Le Cameroun s’affirme progressivement comme une destination d’investissement incontournable en Afrique centrale, mais le chemin vers l’attractivité économique totale reste semé d’embûches. Les dernières données disponibles dressent un portrait nuancé du pays : d’un côté, des entreprises publiques plombées par un endettement préoccupant ; de l’autre, des projets structurants et des investisseurs privés qui croient au potentiel du marché camerounais.
Des entreprises publiques sous pression financière
L’un des principaux points de vigilance pour tout investisseur s’intéressant au Cameroun concerne la solidité financière du secteur public. Les chiffres récents révèlent que trois acteurs — la Société Nationale de Raffinage (SONARA), la compagnie aérienne nationale Camair-Co et l’opérateur de télécommunications CAMTEL — concentrent à eux seuls près de 93 % de la dette intérieure des entreprises publiques, hors SOCADEL. Une concentration aussi forte constitue un signal de fragilité systémique qui mérite une attention particulière.
Le tableau se complète avec les données relatives à la dette rétrocédée, c’est-à-dire les emprunts contractés par l’État pour le compte d’entités publiques. Là encore, CAMTEL et CAMWATER se distinguent en représentant ensemble plus de la moitié — soit 50,3 % — d’un encours global estimé à 845 milliards de FCFA. Ces chiffres soulèvent des questions légitimes sur la gouvernance de ces structures et leur capacité à honorer leurs engagements financiers sur le long terme.
Pour les investisseurs privés envisageant des partenariats public-privé ou des marchés avec ces entités, ces indicateurs invitent à une due diligence approfondie avant tout engagement.
Les PPP : un levier massif pour financer le développement
Face à ces fragilités, le gouvernement camerounais mise résolument sur les Partenariats Public-Privé (PPP) pour dynamiser ses investissements infrastructurels. Le Centre d’Appui à la Réalisation des Partenariats (CARPA) a récemment mené un exercice de cartographie des financeurs potentiels d’un portefeuille de projets estimé à la somme colossale de 4 895 milliards de FCFA. Un chiffre qui témoigne de l’ambition affichée par Yaoundé pour moderniser ses infrastructures.

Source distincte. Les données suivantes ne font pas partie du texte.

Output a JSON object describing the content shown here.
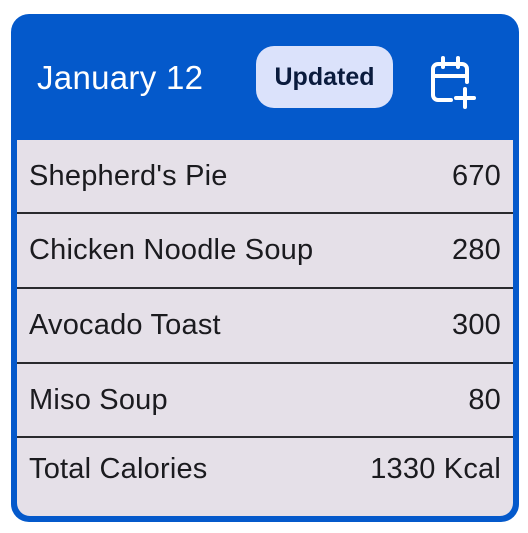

Ce travail de recensement vise à identifier les institutions financières, les fonds souverains et les investisseurs institutionnels susceptibles de co-financer ces projets. Pour les acteurs du secteur privé, national comme international, cette démarche ouvre des perspectives concrètes de participation à des chantiers d’envergure dans les domaines des transports, de l’énergie, de l’eau et des télécommunications.
Le secteur de l’énergie : Nachtigal sous surveillance professionnelle
Le projet hydroélectrique de Nachtigal, l’un des plus importants en cours de réalisation sur le continent africain, fait lui aussi l’actualité. L’Agence de Régulation du Secteur de l’Électricité (ARSEL) vient de présélectionner trois cabinets de premier plan — CPCS, KPMG et le groupement Grant Thornton-BBI — pour réaliser un audit des modèles financiers du projet. Cette démarche de transparence et de contrôle rigoureux est un signal positif adressé aux partenaires financiers et aux investisseurs, garantissant que le projet respecte les standards internationaux de gouvernance.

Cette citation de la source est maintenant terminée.